Of course you can directly arrive at the above by evaluating the inverse spatial inertia $$\hat{I}_{A}^{-1}=\begin{bmatrix}\frac{1}{m} & 0 & \ldots & 0\\ 0 & \frac{1}{m}+\frac{12a^{2}}{ms^{2}} & & \frac{12a}{ms^{2}}\\ \vdots & & \ddots\\ 0 & \frac{12a}{ms^{2}} & & \frac{12}{ms^{2}} \end{bmatrix}$$ and looking at the [2,2] element (along the translational y axis).

Given an impulse $\vec{L} = (0,J,0)$ the resulting motion at the force point A is $$ \begin{pmatrix} \Delta v_x \\ \Delta v_y \\ \Delta \omega \end{pmatrix} = \begin{bmatrix} \frac{1}{m} & 0 & 0 \\ 0 & \frac{1}{m}+\frac{12 a^2}{m s^2} & \frac{12 a}{m s^2} \\ 0 & \frac{12 a}{m s^2} & \frac{12}{m s^2} \end{bmatrix} \begin{pmatrix} 0 \\ J \\ 0 \end{pmatrix} = \begin{pmatrix} 0\\ \left(\frac{1}{m}+\frac{12 a^2}{m s^2}\right) J\\ \frac{12 a}{m s^2} J \end{pmatrix} $$

Edit 4

The center of rotation of the rigid body (which gives you an idea on how much it rotates vs. how much it translates) is found by (position of screw axis)

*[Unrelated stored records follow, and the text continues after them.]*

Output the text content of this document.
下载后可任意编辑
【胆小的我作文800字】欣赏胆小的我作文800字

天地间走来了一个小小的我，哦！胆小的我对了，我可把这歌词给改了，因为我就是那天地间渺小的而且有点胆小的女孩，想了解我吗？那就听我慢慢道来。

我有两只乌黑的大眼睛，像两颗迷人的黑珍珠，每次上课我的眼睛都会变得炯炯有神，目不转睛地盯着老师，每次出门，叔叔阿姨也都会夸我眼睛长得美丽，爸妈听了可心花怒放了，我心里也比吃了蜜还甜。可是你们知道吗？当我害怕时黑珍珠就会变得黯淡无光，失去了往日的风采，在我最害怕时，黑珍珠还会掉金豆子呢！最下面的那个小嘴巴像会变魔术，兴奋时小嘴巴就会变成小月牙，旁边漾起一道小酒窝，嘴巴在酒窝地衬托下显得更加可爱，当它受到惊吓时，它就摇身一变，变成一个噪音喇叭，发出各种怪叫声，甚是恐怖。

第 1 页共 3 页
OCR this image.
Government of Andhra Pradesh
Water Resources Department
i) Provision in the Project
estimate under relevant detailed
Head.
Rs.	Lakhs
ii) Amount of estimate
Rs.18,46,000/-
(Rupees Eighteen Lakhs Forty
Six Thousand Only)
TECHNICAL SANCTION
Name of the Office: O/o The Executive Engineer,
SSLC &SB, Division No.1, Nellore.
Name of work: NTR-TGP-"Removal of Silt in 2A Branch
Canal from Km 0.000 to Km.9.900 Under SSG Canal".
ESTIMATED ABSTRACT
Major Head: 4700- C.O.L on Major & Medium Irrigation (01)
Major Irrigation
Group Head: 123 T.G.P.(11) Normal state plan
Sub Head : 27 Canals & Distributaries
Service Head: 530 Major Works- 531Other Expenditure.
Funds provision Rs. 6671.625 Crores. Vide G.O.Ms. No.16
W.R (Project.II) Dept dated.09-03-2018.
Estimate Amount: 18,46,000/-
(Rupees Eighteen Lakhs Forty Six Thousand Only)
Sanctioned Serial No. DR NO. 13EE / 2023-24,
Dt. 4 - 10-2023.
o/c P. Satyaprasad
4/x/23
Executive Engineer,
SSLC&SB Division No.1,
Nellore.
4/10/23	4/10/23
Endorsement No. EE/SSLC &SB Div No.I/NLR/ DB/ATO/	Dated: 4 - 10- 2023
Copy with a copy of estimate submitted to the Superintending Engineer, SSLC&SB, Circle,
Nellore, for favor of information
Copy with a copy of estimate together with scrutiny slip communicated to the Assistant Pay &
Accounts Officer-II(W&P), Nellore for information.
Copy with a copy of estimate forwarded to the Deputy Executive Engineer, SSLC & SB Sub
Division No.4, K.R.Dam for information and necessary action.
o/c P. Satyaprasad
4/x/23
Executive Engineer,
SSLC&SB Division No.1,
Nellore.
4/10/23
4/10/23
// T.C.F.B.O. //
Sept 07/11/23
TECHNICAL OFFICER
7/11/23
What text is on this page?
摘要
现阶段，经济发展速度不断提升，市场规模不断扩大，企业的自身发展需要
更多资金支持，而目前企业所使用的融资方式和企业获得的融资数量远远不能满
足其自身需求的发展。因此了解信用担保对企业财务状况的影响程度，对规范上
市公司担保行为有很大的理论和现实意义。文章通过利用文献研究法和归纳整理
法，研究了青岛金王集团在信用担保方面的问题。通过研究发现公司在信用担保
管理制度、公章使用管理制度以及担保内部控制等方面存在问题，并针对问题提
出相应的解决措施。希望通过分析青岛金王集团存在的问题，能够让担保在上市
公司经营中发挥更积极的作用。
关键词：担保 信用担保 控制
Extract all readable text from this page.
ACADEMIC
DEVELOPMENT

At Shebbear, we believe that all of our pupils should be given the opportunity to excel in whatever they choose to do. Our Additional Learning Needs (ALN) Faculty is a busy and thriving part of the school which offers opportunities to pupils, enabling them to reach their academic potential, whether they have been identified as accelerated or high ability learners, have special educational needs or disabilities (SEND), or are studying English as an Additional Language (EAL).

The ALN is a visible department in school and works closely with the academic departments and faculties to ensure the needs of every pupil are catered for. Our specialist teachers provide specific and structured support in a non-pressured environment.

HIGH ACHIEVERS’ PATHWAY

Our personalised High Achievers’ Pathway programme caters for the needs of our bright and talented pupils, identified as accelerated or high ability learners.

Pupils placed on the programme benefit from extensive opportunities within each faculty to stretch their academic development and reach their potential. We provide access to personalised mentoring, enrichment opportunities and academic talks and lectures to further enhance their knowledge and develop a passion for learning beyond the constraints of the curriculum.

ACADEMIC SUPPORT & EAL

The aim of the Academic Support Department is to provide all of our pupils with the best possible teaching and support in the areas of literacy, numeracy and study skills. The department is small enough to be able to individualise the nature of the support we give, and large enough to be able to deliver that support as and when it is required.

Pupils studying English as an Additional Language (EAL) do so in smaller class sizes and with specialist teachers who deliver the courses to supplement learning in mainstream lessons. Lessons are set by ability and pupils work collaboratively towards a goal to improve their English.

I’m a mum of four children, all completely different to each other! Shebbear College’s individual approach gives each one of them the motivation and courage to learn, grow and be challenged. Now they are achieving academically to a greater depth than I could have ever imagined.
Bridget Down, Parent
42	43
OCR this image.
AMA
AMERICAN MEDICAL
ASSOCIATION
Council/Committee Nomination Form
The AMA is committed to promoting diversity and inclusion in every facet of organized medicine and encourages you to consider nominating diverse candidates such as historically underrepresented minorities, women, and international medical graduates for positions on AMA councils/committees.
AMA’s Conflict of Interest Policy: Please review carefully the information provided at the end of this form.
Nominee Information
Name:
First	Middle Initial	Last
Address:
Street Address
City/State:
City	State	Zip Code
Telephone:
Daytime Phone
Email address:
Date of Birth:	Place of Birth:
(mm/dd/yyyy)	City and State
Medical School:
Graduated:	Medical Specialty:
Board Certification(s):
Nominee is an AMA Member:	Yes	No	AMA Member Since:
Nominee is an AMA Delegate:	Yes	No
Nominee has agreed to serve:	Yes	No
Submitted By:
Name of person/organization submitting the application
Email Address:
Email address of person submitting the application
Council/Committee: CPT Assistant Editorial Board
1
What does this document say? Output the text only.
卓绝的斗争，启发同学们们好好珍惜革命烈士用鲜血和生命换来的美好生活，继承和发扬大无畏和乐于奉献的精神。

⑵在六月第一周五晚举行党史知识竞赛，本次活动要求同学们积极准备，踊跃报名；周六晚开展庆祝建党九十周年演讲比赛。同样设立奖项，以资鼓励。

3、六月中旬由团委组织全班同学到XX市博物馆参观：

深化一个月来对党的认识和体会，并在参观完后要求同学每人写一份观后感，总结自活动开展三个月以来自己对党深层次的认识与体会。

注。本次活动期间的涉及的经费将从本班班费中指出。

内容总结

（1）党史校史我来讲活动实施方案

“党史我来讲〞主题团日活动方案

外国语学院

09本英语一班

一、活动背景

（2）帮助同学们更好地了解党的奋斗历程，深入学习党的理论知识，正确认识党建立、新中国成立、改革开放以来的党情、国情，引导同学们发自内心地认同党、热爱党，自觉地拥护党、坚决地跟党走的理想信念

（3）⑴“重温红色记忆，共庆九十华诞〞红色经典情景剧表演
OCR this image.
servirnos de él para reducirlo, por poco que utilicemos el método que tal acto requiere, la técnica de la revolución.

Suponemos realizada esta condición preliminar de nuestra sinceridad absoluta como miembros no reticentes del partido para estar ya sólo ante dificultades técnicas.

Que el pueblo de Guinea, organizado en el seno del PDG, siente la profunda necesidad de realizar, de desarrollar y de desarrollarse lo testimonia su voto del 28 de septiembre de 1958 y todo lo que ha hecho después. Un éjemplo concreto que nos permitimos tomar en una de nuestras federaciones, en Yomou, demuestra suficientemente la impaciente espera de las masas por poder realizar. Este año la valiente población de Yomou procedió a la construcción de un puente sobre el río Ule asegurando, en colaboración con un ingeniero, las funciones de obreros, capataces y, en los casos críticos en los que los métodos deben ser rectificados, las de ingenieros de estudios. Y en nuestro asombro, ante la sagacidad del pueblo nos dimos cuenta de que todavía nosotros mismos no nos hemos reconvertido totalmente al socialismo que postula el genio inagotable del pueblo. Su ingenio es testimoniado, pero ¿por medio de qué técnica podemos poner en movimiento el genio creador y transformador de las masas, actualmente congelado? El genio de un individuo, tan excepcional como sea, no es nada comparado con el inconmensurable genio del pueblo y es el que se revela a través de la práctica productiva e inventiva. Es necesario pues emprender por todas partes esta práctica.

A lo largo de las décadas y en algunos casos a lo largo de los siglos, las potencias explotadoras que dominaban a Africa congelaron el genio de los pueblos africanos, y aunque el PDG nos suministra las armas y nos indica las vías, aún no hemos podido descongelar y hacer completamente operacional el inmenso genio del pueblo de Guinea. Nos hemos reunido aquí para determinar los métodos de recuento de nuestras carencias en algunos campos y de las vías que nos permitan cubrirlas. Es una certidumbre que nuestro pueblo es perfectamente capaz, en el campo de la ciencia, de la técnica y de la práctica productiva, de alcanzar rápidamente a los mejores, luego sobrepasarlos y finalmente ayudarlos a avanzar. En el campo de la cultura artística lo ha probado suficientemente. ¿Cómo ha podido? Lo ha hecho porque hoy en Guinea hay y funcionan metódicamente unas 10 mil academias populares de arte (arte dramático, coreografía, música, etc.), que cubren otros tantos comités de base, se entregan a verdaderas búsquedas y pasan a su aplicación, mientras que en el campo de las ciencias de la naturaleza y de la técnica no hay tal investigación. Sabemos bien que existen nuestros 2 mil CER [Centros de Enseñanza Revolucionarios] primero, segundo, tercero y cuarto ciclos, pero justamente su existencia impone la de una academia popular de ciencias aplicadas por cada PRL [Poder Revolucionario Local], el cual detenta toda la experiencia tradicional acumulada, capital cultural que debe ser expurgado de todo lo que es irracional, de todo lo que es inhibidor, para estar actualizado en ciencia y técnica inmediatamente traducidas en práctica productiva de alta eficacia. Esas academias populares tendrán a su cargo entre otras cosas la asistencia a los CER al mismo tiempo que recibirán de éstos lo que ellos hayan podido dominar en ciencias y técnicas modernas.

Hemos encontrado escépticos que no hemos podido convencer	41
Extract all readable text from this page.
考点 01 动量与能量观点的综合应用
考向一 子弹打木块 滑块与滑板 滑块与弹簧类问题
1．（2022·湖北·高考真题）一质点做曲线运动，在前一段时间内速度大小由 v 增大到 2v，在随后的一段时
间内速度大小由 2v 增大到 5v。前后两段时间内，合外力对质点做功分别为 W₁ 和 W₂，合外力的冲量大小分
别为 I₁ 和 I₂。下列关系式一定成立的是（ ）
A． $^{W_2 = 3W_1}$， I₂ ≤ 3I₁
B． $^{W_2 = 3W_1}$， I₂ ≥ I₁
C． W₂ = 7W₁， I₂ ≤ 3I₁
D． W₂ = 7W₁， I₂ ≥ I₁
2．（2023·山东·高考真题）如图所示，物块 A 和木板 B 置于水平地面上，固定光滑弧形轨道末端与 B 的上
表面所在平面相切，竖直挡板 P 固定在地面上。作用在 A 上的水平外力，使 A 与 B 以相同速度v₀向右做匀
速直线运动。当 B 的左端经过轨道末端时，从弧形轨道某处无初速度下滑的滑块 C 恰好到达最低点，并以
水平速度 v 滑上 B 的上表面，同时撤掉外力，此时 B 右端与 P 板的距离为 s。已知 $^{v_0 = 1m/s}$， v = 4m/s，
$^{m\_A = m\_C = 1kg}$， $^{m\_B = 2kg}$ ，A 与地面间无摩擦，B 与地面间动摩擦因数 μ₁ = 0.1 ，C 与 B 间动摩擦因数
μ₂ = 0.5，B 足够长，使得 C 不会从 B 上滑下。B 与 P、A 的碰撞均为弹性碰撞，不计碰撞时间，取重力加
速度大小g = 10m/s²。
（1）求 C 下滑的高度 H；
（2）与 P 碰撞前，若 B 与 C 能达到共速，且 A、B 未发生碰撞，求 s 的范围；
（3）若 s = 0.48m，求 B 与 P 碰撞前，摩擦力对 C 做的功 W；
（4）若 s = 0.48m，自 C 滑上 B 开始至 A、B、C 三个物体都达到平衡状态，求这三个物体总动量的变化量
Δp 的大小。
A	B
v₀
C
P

$$ \vec{r}_{rot} = \vec{r}_A + \dfrac{\Delta \vec{\omega} \times \Delta \vec{v}}{|\Delta \vec{\omega}|^2} =\begin{pmatrix}a\\0\\0\end{pmatrix} + \frac{(0,0,\frac{12 a}{m s^2}J) \times (0, (\frac{1}{m}+\frac{12 a^2}{m s^2})J,0)}{(\frac{12 a}{m s^2}J)^2} =\begin{pmatrix} -\frac{s^2}{12 a} \\ 0 \\ 0 \end{pmatrix} $$

As you can see the amount of force (or impulse) is unimportant as the geometry of the problem is defined by the line of action of the force and the inertial properties of the rigid body. In this case the center of rotation is at $r=\frac{10}{3}\,{\rm m}$ to the left of the center of mass. The ratio of linear velocity of point A to linear velocity of center of mass is $$ \frac{v_A}{v_{cm}} = \dfrac{(a+r)\Delta \omega}{r \Delta \omega} = \dfrac{a+\frac{s^2}{12 a}}{\frac{s^2}{12 a}} = \frac{7}{4} $$